De que forma a educação em saúde pode estimular as pessoas a terem um papel mais ativo em prol de mais qualidade de vida? 

Na medida em que se entende o fazer saúde como um processo em que uma pessoa vai acessar, avaliar e compreender a informação, para aí aplicá-la e fazer uma mudança ou transformação, é possível criar espaço para a responsabilidade surgir. Tanto de quem está provendo o cuidado ou informação em saúde – ao entender que tem a responsabilidade de fazer a informação ser o mais compreensível possível – quanto de quem está recebendo o cuidado, ao responsabilizar-se por sua parte, que, dependendo do seu contexto, pode ser mais difícil do que já é normalmente. O processo educativo em saúde reconhece a ambivalência da mudança, ou seja, que há uma vontade de mudar ao mesmo tempo que há uma vontade de não mudar. Esse processo favorece a autonomia e cria um espaço de segurança para a pessoa vulnerabilizar-se.

Inteligência artificial e plataformas digitais vêm transformando a saúde. Que avanços tecnológicos se destacam no que diz respeito ao autocuidado? 

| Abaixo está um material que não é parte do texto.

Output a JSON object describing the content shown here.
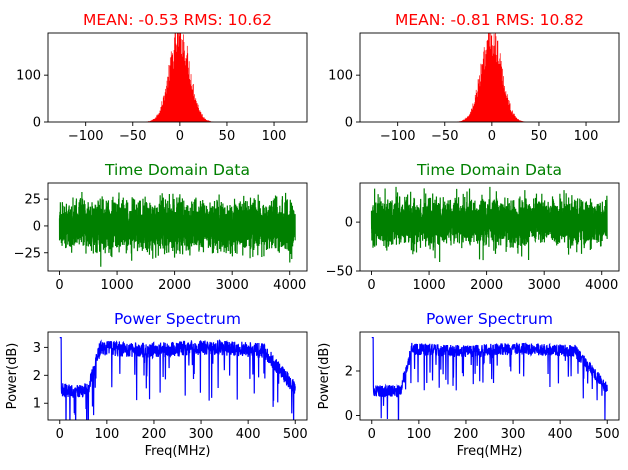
{
  "chart_data": [
    {
      "type": "histogram",
      "title": "MEAN: -0.53 RMS: 10.62",
      "title_color": "#ff0000",
      "series_color": "#ff0000",
      "mean": -0.53,
      "rms": 10.62,
      "peak": 180,
      "xlim": [
        -140,
        135
      ],
      "ylim": [
        0,
        190
      ],
      "xticks": [
        -100,
        -50,
        0,
        50,
        100
      ],
      "yticks": [
        0,
        100
      ],
      "xlabel": "",
      "ylabel": ""
    },
    {
      "type": "histogram",
      "title": "MEAN: -0.81 RMS: 10.82",
      "title_color": "#ff0000",
      "series_color": "#ff0000",
      "mean": -0.81,
      "rms": 10.82,
      "peak": 178,
      "xlim": [
        -140,
        135
      ],
      "ylim": [
        0,
        190
      ],
      "xticks": [
        -100,
        -50,
        0,
        50,
        100
      ],
      "yticks": [
        0,
        100
      ],
      "xlabel": "",
      "ylabel": ""
    },
    {
      "type": "line",
      "title": "Time Domain Data",
      "title_color": "#008000",
      "series_color": "#008000",
      "n_samples": 4096,
      "rms": 10.62,
      "extremes": [
        35,
        -38
      ],
      "xlim": [
        -200,
        4300
      ],
      "ylim": [
        -42,
        40
      ],
      "xticks": [
        0,
        1000,
        2000,
        3000,
        4000
      ],
      "yticks": [
        -25,
        0,
        25
      ],
      "xlabel": "",
      "ylabel": ""
    },
    {
      "type": "line",
      "title": "Time Domain Data",
      "title_color": "#008000",
      "series_color": "#008000",
      "n_samples": 4096,
      "rms": 10.82,
      "extremes": [
        36,
        -45
      ],
      "xlim": [
        -200,
        4300
      ],
      "ylim": [
        -50,
        40
      ],
      "xticks": [
        0,
        1000,
        2000,
        3000,
        4000
      ],
      "yticks": [
        -50,
        0
      ],
      "xlabel": "",
      "ylabel": ""
    },
    {
      "type": "line",
      "title": "Power Spectrum",
      "title_color": "#0000ff",
      "series_color": "#0000ff",
      "xlim": [
        -25,
        525
      ],
      "ylim": [
        0.4,
        3.55
      ],
      "xticks": [
        0,
        100,
        200,
        300,
        400,
        500
      ],
      "yticks": [
        1,
        2,
        3
      ],
      "xlabel": "Freq(MHz)",
      "ylabel": "Power(dB)",
      "spectrum_shape": {
        "dc_spike": 3.35,
        "low_band": 1.5,
        "passband": 3.0,
        "band_edges": [
          80,
          430
        ],
        "end": 500
      }
    },
    {
      "type": "line",
      "title": "Power Spectrum",
      "title_color": "#0000ff",
      "series_color": "#0000ff",
      "xlim": [
        -25,
        525
      ],
      "ylim": [
        -0.2,
        3.75
      ],
      "xticks": [
        0,
        100,
        200,
        300,
        400,
        500
      ],
      "yticks": [
        0,
        2
      ],
      "xlabel": "Freq(MHz)",
      "ylabel": "Power(dB)",
      "spectrum_shape": {
        "dc_spike": 3.5,
        "low_band": 1.15,
        "passband": 3.0,
        "band_edges": [
          80,
          430
        ],
        "end": 500
      }
    }
  ]
}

De maneira geral, entre as ferramentas que ajudam a navegar no mar informacional e a lidar com as barreiras para a mudança destacam-se: plataformas que conectam pessoas com determinadas condições de saúde ou pessoas engajadas em uma mudança de hábito; que explicam patologias, medicamentos, processos de mudança de hábitos de forma mais simples; que facilitam o tratamento e a mudança; que organizam as informações sobre saúde. Existe uma infinidade. Também há a inovação em produtos para o autocuidado mais eficazes. Vale pontuar que mudanças simples em processos, como adaptação de linguagem, têm o potencial de gerar melhorias e impactos consideráveis. O simples demanda tempo e técnica para ser executado.

Qual o papel de uma premiação como a da ACESSA na disseminação do autocuidado?

A premiação promovida pela ACESSA permite disseminar as estratégias para o autocuidado individual e coletivo, bem como difundir o conceito. Também reconhece o que está sendo feito e que merece ser reproduzido ou ampliado. Numa era de excesso informacional, é fundamental abrir espaço para iniciativas práticas e que lidam com o real e seus desafios.